Overall, farmers of Bihar have so far sold less than 40 per cent of the produce this year as compared to last year’s sale of about 80 per cent of produce till around this time.
The dealers cited their own reasons.
Amar Kothari, a dealer with Kanhaiya Trading Company in Khagaria, said, “We understand the farmers’ concerns, but we are not getting enough orders from large maize traders in UP, Haryana, West Bengal and Odisha where they need maize for poultry and animal feed. No transportation in the lockdown and poor demand now are factors behind the low price and the distress sale.”.
Bihar Kisan Manch president Dhirendra Singh Tuddu said, “We want the Centre to bring a law ensuring no buyer can offer less than MSP to farmers.
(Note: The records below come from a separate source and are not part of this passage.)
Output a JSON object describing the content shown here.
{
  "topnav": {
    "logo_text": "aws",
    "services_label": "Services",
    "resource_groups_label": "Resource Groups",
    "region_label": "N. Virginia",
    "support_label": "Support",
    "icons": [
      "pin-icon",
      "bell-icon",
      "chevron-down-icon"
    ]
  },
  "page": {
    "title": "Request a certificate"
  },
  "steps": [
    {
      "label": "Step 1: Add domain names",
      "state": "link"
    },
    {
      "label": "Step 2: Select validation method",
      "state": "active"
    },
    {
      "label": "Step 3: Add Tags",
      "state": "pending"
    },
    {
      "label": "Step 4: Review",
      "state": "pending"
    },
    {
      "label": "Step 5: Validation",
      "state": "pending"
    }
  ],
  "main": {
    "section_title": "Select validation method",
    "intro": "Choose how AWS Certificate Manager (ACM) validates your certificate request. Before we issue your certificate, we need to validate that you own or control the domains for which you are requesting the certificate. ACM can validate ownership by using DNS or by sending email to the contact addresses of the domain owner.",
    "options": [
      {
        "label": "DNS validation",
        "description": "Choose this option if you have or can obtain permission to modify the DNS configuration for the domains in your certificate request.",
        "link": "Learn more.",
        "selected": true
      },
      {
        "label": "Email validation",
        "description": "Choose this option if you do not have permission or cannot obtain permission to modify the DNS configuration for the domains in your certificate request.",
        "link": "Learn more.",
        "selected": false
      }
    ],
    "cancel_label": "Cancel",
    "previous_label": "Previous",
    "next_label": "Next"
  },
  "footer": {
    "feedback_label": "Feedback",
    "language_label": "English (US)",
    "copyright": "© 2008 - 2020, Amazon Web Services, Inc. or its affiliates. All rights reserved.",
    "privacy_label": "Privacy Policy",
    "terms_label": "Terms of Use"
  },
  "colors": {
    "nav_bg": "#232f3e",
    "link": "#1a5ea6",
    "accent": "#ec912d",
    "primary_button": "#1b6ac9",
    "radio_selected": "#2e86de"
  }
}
We are surprised why the Centre cannot purchase maize and why the Primary Agriculture Society of Bihar can purchase wheat and rice but not maize, which is the backbone of north Bihar’s economy?”
Union Minister for Consumer Affairs, Food and Public Distribution Ram Vilas Paswan told The Indian Express, “We have often discussed if we can add distribution of 1 kg maize under PDS. Several states, including maize-growing ones, should discuss and see if they can help us procure maize.We are aware of the distress sale and how farmers are not getting MSP this year. We are taking this up with the Union Agriculture Minister and can take up the matter with the Prime Minister. Since I deal with distribution, any policy decision on maize is the prerogative of the cabinet and the PM.”
Bihar Agriculture Minister Prem Kumar said, “We are aware of the distress sale. We have brought it to the Centre’s attention.”